Il fallut quelque temps à d’Artagnan pour se remettre de ce petit dialogue: mais toutes les idées de vengeance qu’il avait apportées s’étaient complètement évanouies. Cette femme exerçait sur lui une incroyable puissance, il la haïssait et l’adorait à la fois; il n’avait jamais cru que deux sentiments si contraires pussent habiter dans le même cœur, et, en se réunissant, former un amour étrange et en quelque sorte diabolique.

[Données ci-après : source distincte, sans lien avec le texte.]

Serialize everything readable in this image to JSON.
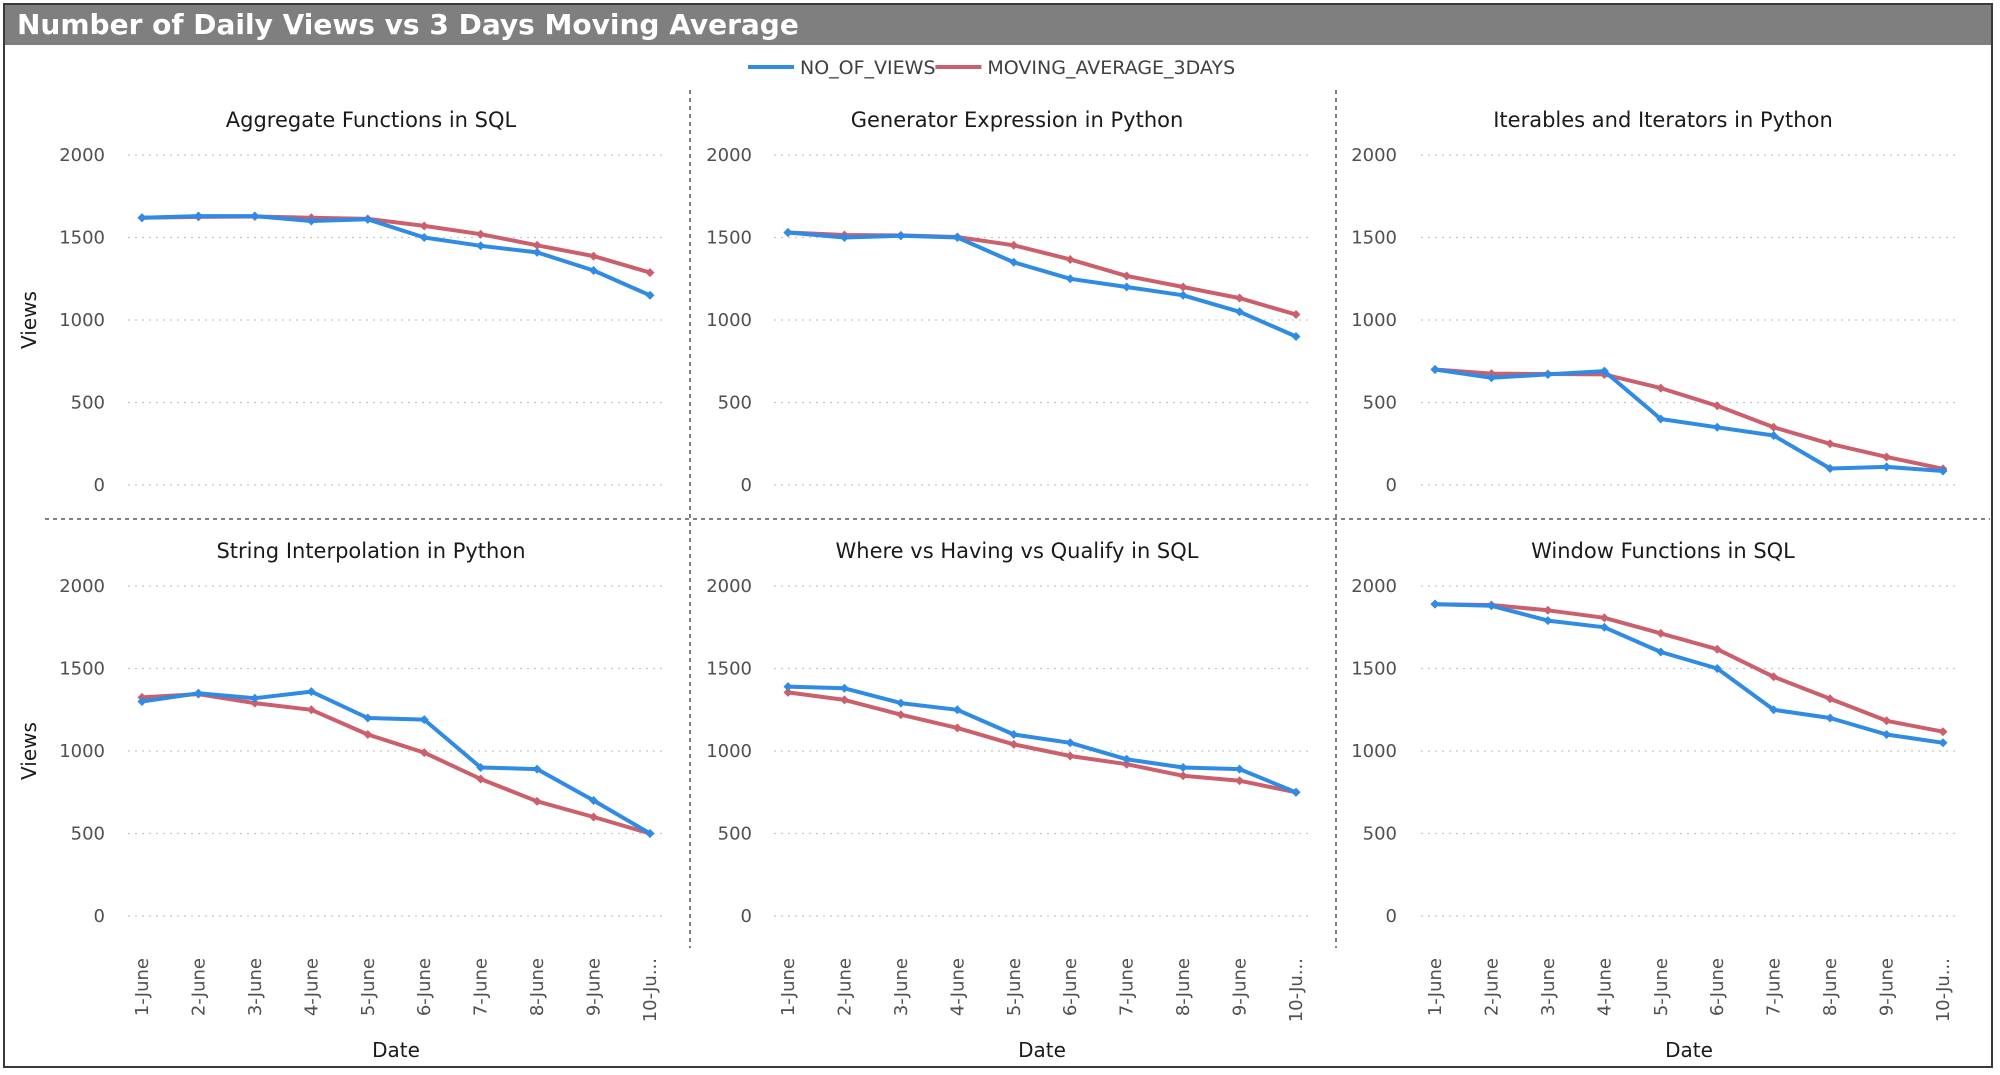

Cependant une heure venait de sonner; il fallut se séparer. D’Artagnan, au moment de quitter milady, ne sentit plus qu’un vif regret de s’éloigner, et, dans l’adieu passionné qu’ils s’adressèrent réciproquement, une nouvelle entrevue fut convenue pour la semaine suivante.
La pauvre Ketty espérait pouvoir adresser quelques mots à d’Artagnan lorsqu’il passerait dans sa chambre; mais milady le reconduisit elle-même dans l’obscurité et ne le quitta que sur l’escalier.

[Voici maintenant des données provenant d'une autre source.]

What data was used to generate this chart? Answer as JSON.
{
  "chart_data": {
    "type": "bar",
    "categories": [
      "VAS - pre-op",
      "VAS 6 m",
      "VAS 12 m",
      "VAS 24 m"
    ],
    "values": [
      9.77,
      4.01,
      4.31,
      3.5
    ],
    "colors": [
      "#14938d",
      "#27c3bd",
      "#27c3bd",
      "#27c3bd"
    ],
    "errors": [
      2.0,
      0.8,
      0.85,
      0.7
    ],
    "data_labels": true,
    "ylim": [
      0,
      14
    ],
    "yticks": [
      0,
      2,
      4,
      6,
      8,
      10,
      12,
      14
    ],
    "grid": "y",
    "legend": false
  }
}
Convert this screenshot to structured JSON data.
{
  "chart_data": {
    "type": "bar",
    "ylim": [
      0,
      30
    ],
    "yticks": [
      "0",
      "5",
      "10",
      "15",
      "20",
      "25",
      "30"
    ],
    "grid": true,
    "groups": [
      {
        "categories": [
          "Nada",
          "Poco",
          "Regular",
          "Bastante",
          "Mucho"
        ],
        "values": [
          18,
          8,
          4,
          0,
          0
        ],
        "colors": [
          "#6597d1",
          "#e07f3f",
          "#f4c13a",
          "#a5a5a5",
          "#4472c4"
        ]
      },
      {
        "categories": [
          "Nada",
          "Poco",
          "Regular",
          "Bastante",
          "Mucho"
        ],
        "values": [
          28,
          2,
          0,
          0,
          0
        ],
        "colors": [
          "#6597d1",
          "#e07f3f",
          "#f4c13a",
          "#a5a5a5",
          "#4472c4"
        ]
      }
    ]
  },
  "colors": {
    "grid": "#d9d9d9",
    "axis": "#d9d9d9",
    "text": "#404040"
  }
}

Le lendemain au matin, d’Artagnan courut chez Athos. Il était engagé dans une si singulière aventure qu’il voulait lui demander conseil. Il lui raconta tout; Athos fronça plusieurs fois le sourcil.
—Votre milady, lui dit-il, me paraît une créature infâme, mais vous n’en avez pas moins eu tort de la tromper; vous voilà d’une façon ou d’une autre une ennemie terrible sur les bras.